As the plane climbs, its two pilots make passes over the parachute team’s drop area. Team members crouch by the doors, using thumb signals to show pilots their landing coordinates.

“It’s like piloting a plane from the back,” Sgt. Brandon Valle, 25, said.

Saturday, the winds were calm with few gusts, which made it easier to calculate the jump, team members said.
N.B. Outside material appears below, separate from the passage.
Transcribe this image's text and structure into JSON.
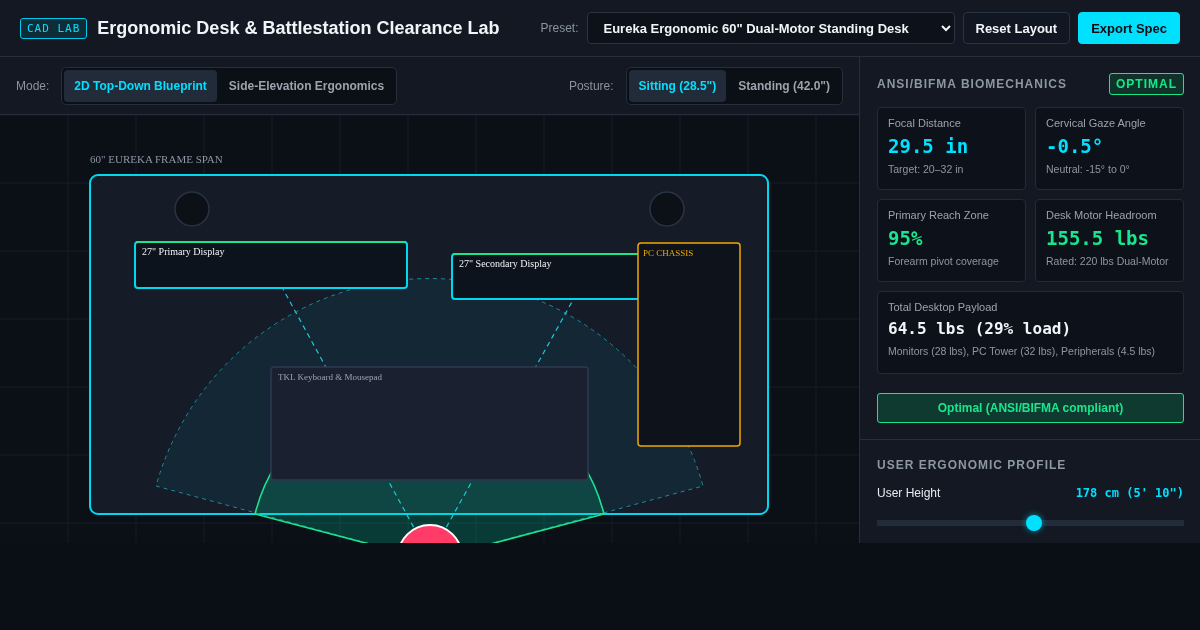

Hitting a target the size of a pizza box takes special people, and the Golden Knights are just that. They’re an elite group who undergo a strenuous tryout and training process that takes months.

Sgt. Brandie Phillips, 23, said she’s been on several hundred jumps with the Golden Knights. She was a medical technician before she tried out and made the parachute team a year ago. She said every jump is different, and she approaches her work like a professional athlete.

“This is honestly the best job I have ever had,” Phillips says just before she leaves her seat to line up with team members at the back of the cabin.

Then a team leader gives the signal.

As the team jumps through the doors, the wind draft slams into them at 120 miles an hour, literally sucking them out of the cabin.

It’s like a scene from a cartoon. One second they’re there. The next, they’re gone, leaving behind a trail of red smoke swirling from canisters bracketed to their ankles.

Empty of its jumpers, the pilots bank the plane hard over Janesville, down to the heat of the airport runway.

Just before landing, the pilots buzz past the crowd, giving fans one last view of the ship that drops its Knights from the sky.